GRAHAM — It's unusual for criminal defendants to represent themselves, and even more unusual for one of them to also testify in his own defense, but that's what Christopher Lee Neal did Monday, June 24, in Alamance County Superior Court.
"Ladies and gentlemen of the jury, I have something I prepared," Neal said before reading a statement of his version of the events of June 13, 2017.
Neal, 44, is on trial for attempted first-degree murder, assault with a deadly weapon with intent to kill, discharging a weapon into an occupied vehicle, and possession of a firearm by a felon, in the near-miss shooting of a former Rockingham County social worker in 2017.
Neal described a lot of the incidents that other witnesses and evidence already brought out, but without a lot of the behavior other witnesses said was frightening and led to his children being taken from the home. The major diversion from previous testimony was that his then girlfriend, Latanya Michelle Whetsell, took his car that night, followed Glover to Burlington and shot at her alone. Whetsell testified that Neal was driving the car while she shot at Glover. He is charged as an accessory, and she faces 10 years in prison after pleading guilty.
Glover testified early in the trail that she called Whetsell to get an address in Reidsville to check on Neal and Whetsell's young children after their newborn daughter's umbilical cord tested positive for marijuana. Whetsell passed the phone to Neal, who cursed at Glover and fellow social worker Emily Pulliam and said he would go to their supervisor.
Neal said he thought it was a prank call, "based on the laughter I heard," and that the woman on the other end abruptly threatened to take the children.
"I told her not to play on the phone," Neal testified.
His father, who had already spoken to the women, gave him a letter they left asking for a meeting the next morning. Neal said he headed to the Rockingham County Social Services office to find out if there was a case and saw a car like the one his father described and decided to get a picture of who was in it.
Glover and Pulliam testified that Neal's blue BMW SUV chased them on the highway at 90 miles per hour, into town and then into a Bojangles parking lot while they called 911 and ultimately fled to an elementary school to wait for help.
"They're making that up," Neal said on cross examination. "They falsified that call."
Neal said he wanted to ask the women if they were looking for him and about the letter and followed them to Bojangles, but left because they "looked nervous" and he didn't want to bother them while they got lunch.
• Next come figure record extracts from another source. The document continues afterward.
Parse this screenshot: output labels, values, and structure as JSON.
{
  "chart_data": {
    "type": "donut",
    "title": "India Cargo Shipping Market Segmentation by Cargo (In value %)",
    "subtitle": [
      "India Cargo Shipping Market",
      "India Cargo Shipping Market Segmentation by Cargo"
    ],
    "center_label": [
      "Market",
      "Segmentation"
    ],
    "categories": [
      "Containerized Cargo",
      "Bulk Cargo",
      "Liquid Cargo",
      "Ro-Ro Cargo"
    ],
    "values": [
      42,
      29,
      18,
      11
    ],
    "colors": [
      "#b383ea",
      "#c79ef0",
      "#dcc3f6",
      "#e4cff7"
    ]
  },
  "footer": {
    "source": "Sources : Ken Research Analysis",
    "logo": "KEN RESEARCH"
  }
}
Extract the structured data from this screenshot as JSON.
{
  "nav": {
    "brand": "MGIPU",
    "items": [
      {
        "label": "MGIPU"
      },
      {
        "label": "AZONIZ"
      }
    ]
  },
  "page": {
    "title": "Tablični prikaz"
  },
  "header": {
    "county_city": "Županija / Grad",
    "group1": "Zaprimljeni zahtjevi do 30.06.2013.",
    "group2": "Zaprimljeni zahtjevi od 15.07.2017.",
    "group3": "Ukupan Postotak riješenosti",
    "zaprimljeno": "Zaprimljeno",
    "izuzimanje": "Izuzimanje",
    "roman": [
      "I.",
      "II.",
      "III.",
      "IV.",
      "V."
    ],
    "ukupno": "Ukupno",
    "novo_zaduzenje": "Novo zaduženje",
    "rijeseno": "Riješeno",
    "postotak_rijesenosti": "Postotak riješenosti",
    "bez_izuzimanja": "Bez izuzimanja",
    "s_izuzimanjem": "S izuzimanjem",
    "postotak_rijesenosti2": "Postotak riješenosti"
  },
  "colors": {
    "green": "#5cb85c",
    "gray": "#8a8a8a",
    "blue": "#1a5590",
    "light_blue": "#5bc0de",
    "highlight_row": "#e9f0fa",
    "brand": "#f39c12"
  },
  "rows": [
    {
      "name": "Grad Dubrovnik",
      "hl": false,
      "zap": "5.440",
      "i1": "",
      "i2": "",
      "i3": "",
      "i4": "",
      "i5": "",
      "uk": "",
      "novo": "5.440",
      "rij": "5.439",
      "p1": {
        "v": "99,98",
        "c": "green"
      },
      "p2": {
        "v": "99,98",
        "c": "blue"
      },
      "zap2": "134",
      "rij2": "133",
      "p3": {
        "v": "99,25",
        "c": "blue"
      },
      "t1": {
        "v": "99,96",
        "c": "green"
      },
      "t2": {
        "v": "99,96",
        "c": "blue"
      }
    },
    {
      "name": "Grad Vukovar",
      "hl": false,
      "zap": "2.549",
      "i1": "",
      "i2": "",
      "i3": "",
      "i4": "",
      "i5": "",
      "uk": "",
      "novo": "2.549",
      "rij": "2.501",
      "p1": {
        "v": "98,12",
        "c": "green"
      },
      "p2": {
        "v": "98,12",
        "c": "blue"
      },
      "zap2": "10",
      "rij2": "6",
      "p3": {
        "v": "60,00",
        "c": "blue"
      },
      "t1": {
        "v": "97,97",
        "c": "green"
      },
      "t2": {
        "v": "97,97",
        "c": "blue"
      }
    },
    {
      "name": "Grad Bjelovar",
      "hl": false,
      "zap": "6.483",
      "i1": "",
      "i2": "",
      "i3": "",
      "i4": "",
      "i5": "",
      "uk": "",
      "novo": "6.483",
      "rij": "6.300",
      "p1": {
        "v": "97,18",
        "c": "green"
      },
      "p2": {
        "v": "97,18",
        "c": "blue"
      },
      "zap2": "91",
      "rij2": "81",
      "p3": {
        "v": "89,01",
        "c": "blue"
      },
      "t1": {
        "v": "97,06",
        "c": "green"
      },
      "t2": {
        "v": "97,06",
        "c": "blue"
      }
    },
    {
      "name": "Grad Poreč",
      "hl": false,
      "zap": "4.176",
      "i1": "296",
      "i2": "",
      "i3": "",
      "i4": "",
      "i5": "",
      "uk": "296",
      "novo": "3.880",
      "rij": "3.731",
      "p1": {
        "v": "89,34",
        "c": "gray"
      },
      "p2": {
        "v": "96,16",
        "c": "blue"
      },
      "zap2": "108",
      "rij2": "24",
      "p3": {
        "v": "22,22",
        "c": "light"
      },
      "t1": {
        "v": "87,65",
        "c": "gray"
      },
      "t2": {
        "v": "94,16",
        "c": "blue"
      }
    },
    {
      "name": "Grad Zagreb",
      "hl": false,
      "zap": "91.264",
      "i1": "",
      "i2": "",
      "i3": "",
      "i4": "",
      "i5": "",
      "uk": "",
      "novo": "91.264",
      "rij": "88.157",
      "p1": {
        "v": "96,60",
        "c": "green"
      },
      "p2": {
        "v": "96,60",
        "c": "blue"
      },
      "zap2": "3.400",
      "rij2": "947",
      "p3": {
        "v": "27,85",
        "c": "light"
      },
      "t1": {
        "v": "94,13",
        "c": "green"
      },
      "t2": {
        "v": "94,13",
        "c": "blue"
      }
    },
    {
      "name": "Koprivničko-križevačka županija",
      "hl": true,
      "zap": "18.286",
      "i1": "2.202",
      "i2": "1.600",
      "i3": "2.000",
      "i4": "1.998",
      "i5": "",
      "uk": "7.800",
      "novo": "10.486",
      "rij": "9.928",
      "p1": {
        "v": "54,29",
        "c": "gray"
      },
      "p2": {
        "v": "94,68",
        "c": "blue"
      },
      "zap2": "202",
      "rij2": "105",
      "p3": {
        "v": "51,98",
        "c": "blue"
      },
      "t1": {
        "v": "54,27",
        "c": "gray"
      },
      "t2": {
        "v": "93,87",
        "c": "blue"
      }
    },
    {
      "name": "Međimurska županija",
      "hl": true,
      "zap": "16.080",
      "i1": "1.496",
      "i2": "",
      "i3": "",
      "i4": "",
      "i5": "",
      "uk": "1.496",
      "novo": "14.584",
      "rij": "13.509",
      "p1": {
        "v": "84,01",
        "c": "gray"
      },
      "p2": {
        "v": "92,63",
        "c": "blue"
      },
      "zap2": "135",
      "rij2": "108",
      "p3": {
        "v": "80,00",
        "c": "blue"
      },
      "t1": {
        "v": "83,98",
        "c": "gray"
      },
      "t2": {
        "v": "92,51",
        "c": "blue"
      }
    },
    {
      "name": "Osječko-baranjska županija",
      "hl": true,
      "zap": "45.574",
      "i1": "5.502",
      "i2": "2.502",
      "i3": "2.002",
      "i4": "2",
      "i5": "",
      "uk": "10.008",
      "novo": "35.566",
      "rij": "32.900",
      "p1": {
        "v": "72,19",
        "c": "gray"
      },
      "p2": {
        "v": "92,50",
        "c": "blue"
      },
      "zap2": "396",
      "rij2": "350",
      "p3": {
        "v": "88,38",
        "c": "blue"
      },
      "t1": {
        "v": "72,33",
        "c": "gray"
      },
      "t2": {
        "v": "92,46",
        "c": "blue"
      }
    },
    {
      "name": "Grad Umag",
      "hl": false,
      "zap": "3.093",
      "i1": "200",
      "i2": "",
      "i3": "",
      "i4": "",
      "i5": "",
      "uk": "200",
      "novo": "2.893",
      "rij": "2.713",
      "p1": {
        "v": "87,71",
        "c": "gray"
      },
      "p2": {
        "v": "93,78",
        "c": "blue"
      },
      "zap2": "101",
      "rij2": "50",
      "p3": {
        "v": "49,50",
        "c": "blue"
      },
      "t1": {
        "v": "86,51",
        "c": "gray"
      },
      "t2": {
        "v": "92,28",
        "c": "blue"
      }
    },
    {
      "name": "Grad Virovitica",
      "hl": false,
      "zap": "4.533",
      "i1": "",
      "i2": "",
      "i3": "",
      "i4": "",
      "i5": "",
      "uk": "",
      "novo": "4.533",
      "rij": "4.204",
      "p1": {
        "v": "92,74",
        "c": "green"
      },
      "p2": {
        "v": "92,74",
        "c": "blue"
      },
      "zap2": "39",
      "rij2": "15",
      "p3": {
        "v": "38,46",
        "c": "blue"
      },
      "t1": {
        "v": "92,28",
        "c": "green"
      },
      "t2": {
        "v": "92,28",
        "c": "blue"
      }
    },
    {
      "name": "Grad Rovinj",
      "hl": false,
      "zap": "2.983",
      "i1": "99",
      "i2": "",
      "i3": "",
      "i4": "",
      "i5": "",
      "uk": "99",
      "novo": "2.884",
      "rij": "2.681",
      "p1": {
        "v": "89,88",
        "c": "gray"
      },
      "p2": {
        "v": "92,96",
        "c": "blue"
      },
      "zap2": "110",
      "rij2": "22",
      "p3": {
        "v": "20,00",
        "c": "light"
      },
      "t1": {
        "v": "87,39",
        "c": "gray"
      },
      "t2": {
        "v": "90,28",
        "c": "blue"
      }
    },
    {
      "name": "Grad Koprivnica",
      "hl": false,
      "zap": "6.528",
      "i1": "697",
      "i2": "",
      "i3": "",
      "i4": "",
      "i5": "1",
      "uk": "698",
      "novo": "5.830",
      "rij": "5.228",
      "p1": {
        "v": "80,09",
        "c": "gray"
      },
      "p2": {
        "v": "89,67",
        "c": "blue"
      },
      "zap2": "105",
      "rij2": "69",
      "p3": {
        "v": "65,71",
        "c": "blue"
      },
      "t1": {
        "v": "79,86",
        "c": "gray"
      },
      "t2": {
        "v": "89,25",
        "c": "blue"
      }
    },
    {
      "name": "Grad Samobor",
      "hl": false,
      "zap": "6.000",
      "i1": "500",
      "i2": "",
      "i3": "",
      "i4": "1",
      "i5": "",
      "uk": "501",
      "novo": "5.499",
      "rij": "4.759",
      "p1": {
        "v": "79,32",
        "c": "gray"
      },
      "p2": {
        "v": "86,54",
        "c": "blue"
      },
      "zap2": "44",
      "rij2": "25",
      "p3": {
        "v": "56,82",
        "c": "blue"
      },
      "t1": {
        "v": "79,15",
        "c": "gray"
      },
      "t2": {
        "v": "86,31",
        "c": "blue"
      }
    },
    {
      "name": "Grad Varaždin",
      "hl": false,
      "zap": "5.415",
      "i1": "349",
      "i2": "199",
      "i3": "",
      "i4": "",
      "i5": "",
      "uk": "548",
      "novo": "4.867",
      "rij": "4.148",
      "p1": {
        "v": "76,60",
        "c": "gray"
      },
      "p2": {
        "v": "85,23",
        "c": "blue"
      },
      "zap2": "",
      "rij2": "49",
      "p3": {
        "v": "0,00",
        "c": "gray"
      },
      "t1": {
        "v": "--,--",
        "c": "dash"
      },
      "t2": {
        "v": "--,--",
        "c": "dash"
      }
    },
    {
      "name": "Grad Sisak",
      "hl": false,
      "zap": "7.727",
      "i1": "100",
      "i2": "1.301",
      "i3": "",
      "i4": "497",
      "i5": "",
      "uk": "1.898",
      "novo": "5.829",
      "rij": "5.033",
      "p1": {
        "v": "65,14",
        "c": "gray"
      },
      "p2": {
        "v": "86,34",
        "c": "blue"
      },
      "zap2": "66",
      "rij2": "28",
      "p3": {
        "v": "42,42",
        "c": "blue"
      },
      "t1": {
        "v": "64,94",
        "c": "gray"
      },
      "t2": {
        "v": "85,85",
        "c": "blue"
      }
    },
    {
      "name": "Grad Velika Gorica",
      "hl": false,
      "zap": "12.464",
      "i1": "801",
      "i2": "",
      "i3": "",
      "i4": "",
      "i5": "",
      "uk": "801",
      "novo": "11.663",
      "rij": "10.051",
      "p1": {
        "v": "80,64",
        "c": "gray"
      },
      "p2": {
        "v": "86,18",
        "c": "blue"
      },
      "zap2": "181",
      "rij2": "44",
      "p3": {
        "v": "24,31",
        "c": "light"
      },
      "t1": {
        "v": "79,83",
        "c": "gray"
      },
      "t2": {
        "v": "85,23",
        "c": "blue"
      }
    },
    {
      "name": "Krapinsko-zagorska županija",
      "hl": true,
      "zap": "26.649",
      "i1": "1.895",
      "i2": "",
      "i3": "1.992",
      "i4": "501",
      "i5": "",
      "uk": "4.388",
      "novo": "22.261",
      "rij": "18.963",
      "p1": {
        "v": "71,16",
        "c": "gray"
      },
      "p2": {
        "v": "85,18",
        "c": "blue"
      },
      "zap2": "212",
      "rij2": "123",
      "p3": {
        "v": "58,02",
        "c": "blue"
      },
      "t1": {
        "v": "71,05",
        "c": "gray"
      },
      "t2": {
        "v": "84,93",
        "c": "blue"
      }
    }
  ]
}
Rockingham County DSS social worker Jan Odum testified that Neal shouted at her across the parking lot and walked up with his fists clenched while she was on her way to lunch at about 12:15 p.m. — the time of the 911 call, Neal said. Neal said he walked up to her and asked if she knew about a case over his kids because he recognized her from when DSS took Whetsell's first three children from her home several years earlier and thought she was a nice person.
Neal had a meeting with DSS Director Melissa Kaneko, another administrator and as sheriff's detective. Kaneko testified it was at 12:48 p.m., that Neal brought up serious domestic violence charges Whetsell had brought against him and dropped earlier that year and that she told him DSS would need to see the children that day. Neal testified that he told Kaneko he was too busy taking care of the children and Whetsell, who was recovering from a caesarian section, and she agreed to do it the next morning, something Kaneko denied.
"I thanked them for being considerate," Neal testified.
Later, Neal testified, Whetsell called him hysterical that social workers and sheriff's deputies had come to the house and "kicked in the door."
"The social workers' intention was to take my children by any means necessary," Neal said.
Glover testified that Whetsell had given them an address late in the afternoon, but she wouldn't go without an escort, for which she had to wait until about 6 p.m. When Whetsell confirmed the information in the domestic-violence protective order she took out against Neal earlier that year, Glover said she was obligated to get the children out of the house. DSS got a judge to phone in a nonsecure custody order to remove the children, which Neal maintains wasn't valid since the judge hadn't signed it himself.
"The document was wholly fraudulent," Neal said.
After another confrontation with deputies and the social workers at 10:30 p.m. outside the DSS office, Neal testified that he went to take care of an aunt with dementia at her house, that Whetsell took the car to go to the store, but never came back.
Assistant District Attorney Rick Champion seemed to get Neal on the defensive a few times asking about inconsistencies like his being at his aunt's house near Reidsville with his cousin between 10:25 p.m. and 1:30 a.m. when he was seen at DSS at 10:30 p.m., and his debit card was used at a Greensboro car wash at 12:35 a.m. Neal also kept changing his story about how incapacitated Whetsell was that day because of her recovery and medication saying at two points she was able to get around on her own and was incapacitate at another time.
Champion also confronted Neal with a threatening statement he made to Glover while she was taking the children.
"I served 20 years in a penitentiary," Neal said. "You've got to put yourself in my shoes."
Neal served time in federal prison on a drug-trafficking conviction.
"Here was the government taking your kids," Champion said. "That made you mad, didn't it?"